I wonder if this might actually have something to do with just with a new port that's not open for some reason. Unrelated to the IP addresses. But that will be tricky to figure out. At any rate, we will have to find which security group rules to add.

Please try to run the installation again and get it to fail (it should quit at most 30 minutes after the `Waiting up to 30m0s for the cluster at https://api.example.com:6443 to initialize` message)

And then, please provide the following:

1. Output of `openstack port show` (on a failing deployment before you do any manual fixes) for the master and worker ports
2. Output of `openstack port show <cluster>-<id>-api-port>` and `openstack port show <cluster>-<id>-ingress-port`
3. How many masters and workers are you deploying with?
4. Outputs of both master and worker security group rules: `openstack security group rule list <cluster>-<id>-master` and ``openstack security group rule list <cluster>-<id>-worker`
5. The `.openshift_install.log` file in your `--dir=<directory>` directroy ("rhte/.openshift_install.log" by the looks of it)
6. Are you deploying via the interactive prompt or writing an install-config.yaml. If the latter, your install-config with the sensitive information (pull secret) omitted
7. If you have access to the underlying OpenStack (I saw Director so you might), could you report the value of `allow_same_net_traffic` in `/etc/nova/nova.conf` (on a controller node)
8. Output of `oc get pod -A`. This will be quite long but it should help us figure out which pods are blocking the deployment success. You will need a kubeconfig for this. You can get this output by running the following:

$ export KUBECONFIG=$GOPATH/src/github.com/openshift/installer/<dir>/auth/kubeconfig
$ oc get pod -A > get-pod.txt

Thank you! I know this is a lot of info, but since I can't reproduce this, there's not much to go on at this point.
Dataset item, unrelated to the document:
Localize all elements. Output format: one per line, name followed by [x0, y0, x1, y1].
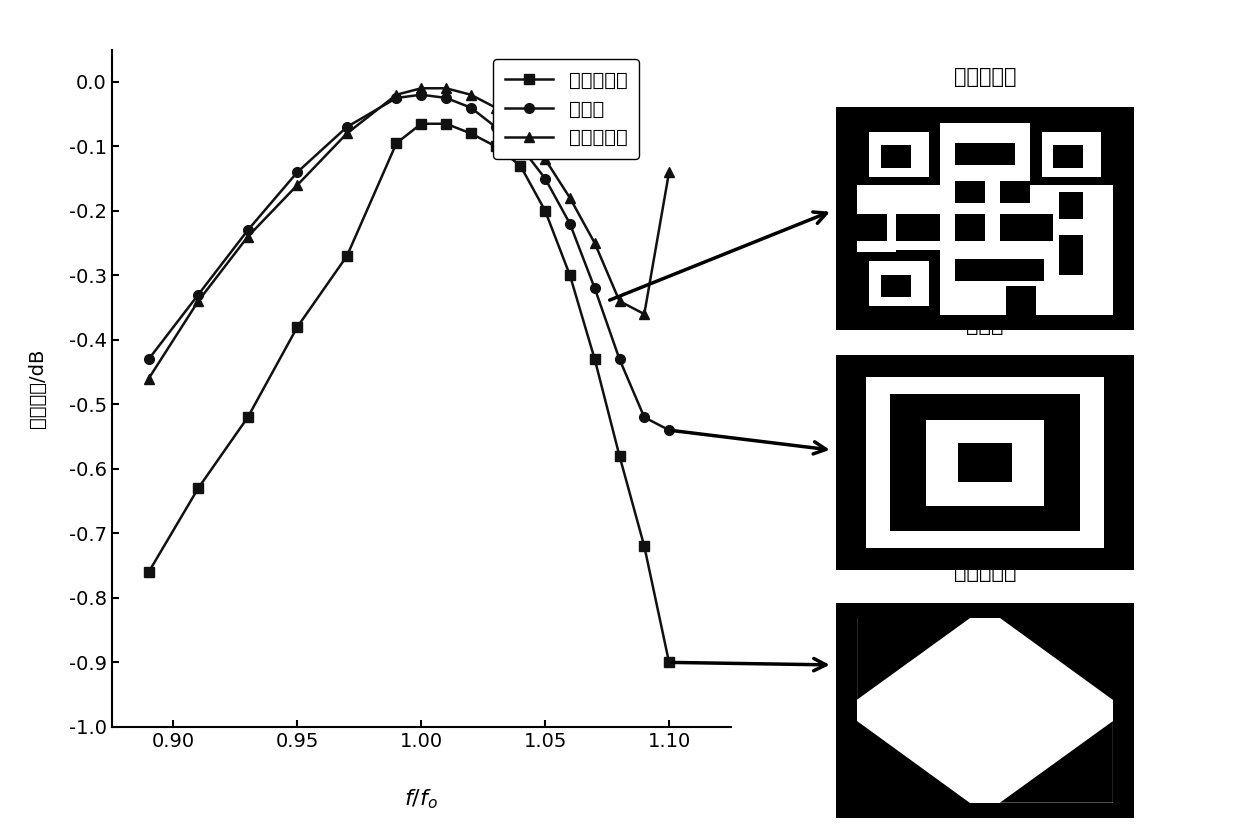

Comment 5 Tomas Sedovic 2019-08-27 15:02:47 UTC

Oh actually, also: according to the commit you've applied an older version of the "remove service VM" pull request. It's possible something is wrong there.

Please try this again from the master branch or a nightly build.

Comment 7 David Sanz 2019-09-11 09:29:19 UTC

No connection refused connection between servers on latest release.

Comment 9 errata-xmlrpc 2020-01-23 11:05:01 UTC

Since the problem described in this bug report should be
resolved in a recent advisory, it has been closed with a
resolution of ERRATA.

For information on the advisory, and where to find the updated
files, follow the link below.

If the solution does not work for you, open a new bug report.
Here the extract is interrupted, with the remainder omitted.